School districts across the country have faced pressure from conservative activists and groups in recent years over books and learning materials that discuss race and gender identity. In New York there are 13 chapters of a conservative group Moms for Liberty where the organization that claims to advocate for parental rights in schools. The organization has campaigned against COVID-19 restrictions in schools, including mask and vaccine mandates, and against school curriculums that mention LGBTQ rights, race, critical race theory, and discrimination, and multiple chapters have also campaigned to ban from school libraries books that address gender and sexuality issues.

Even as social morals relaxed in the 20th century, school libraries remained sites of contentious battles about what kind of information should be available to children in an age of social progress and the modernization of American society.  Parents and administrators struggle over both fiction and nonfiction during school board and library commission meetings.

Governor Hochul stated, “For many LGBTQ kids, libraries are a place of refuge and information where they can be welcomed and affirmed for who they are,” she said. New York “will not tolerate a ‘Don’t Say Gay’ philosophy,” the governor added, referring to a newly signed Florida law banning schools to discuss LGBTQ issues with younger kids. 

In Washington D.C, Dan Adams joined his son’s class for a reading of Kyle Lukoff’s book “When Aidan Became A Brother”. The book, which chronicles a young trans boy growing into his identity as he becomes an older brother, is one of the many books depicting LGBTQ lives or discussing racial injustice that have been pulled from library shelves in the last few years. 
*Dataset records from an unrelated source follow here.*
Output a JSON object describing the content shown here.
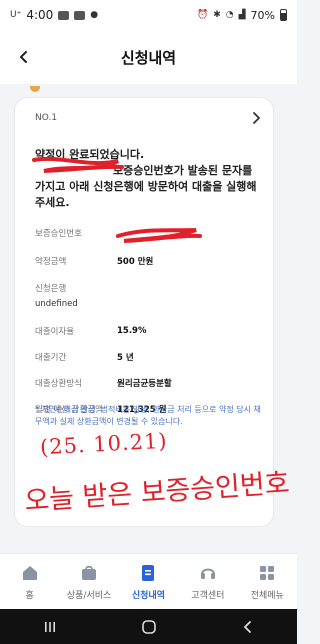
{
  "status": {
    "time": "4:00",
    "battery": "70%"
  },
  "header": {
    "title": "신청내역",
    "back_icon": "chevron-left-icon"
  },
  "card": {
    "number": "NO.1",
    "notice_line1": "약정이 완료되었습니다.",
    "notice_line2": "보증승인번호가 발송된 문자를",
    "notice_line3": "가지고 아래 신청은행에 방문하여 대출을 실행해",
    "notice_line4": "주세요.",
    "rows": {
      "approval_label": "보증승인번호",
      "amount_label": "약정금액",
      "amount_value": "500 만원",
      "bank_label": "신청은행",
      "bank_value": "undefined",
      "rate_label": "대출이자율",
      "rate_value": "15.9%",
      "period_label": "대출기간",
      "period_value": "5 년",
      "method_label": "대출상환방식",
      "method_value": "원리금균등분할",
      "monthly_label": "월별 예상 상환금액",
      "monthly_value": "121,325 원"
    },
    "footnote": "* 지연손해금 발생, 법적비용 발생, 환급금 처리 등으로 약정 당시 채무액과 실제 상환금액이 변경될 수 있습니다."
  },
  "handwriting": {
    "date": "(25. 10.21)",
    "note": "오늘 받은 보증승인번호"
  },
  "tabs": [
    {
      "label": "홈",
      "icon": "home-icon"
    },
    {
      "label": "상품/서비스",
      "icon": "bag-icon"
    },
    {
      "label": "신청내역",
      "icon": "document-icon"
    },
    {
      "label": "고객센터",
      "icon": "headset-icon"
    },
    {
      "label": "전체메뉴",
      "icon": "grid-icon"
    }
  ],
  "colors": {
    "accent": "#2b64d8",
    "scribble": "#e0202a",
    "footnote": "#4a74c4"
  }
}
“We love reading stories, just like this one, with our family, and we think it’s important that a first grader in 2023 is exposed to beautiful ways of living and being whole and being loved. We want that for our kid,” Adams said. “I am disappointed in efforts to ban these kinds of stories, because our kids are who they are. And LGBTQ kids know who they are.” It’s important for kids to see themselves reflected in books and for kids to see stories of other kids that are not their own experience so they can learn about what it’s like.

Tony Marx, president of the New York Public Library has been quoted as saying “The recent instances of both attempted and successful book banning —primarily on titles that explore race, LGBTQ+ issues, religion, and history — are extremely disturbing and amount to an all-out attack on the very foundation of our democracy…Knowledge is power; ignorance is dangerous, breeding hate and division … Since their inception, public libraries have worked to combat these forces simply by making all perspectives and ideas accessible to all”.

Book bans internalize a sense of shame and isolation within young LGBTQ people, especially as many struggles to find self-acceptance and self-love. It’s important for everyone to be aware of what bills are being proposed in their state and at their school boards. Students need to be aware of their rights to protest book bans, either through assembling, writing to their legislators, or organizing rallies or read ins. As a student we can’t fight book challenges alone. We must do this as a community.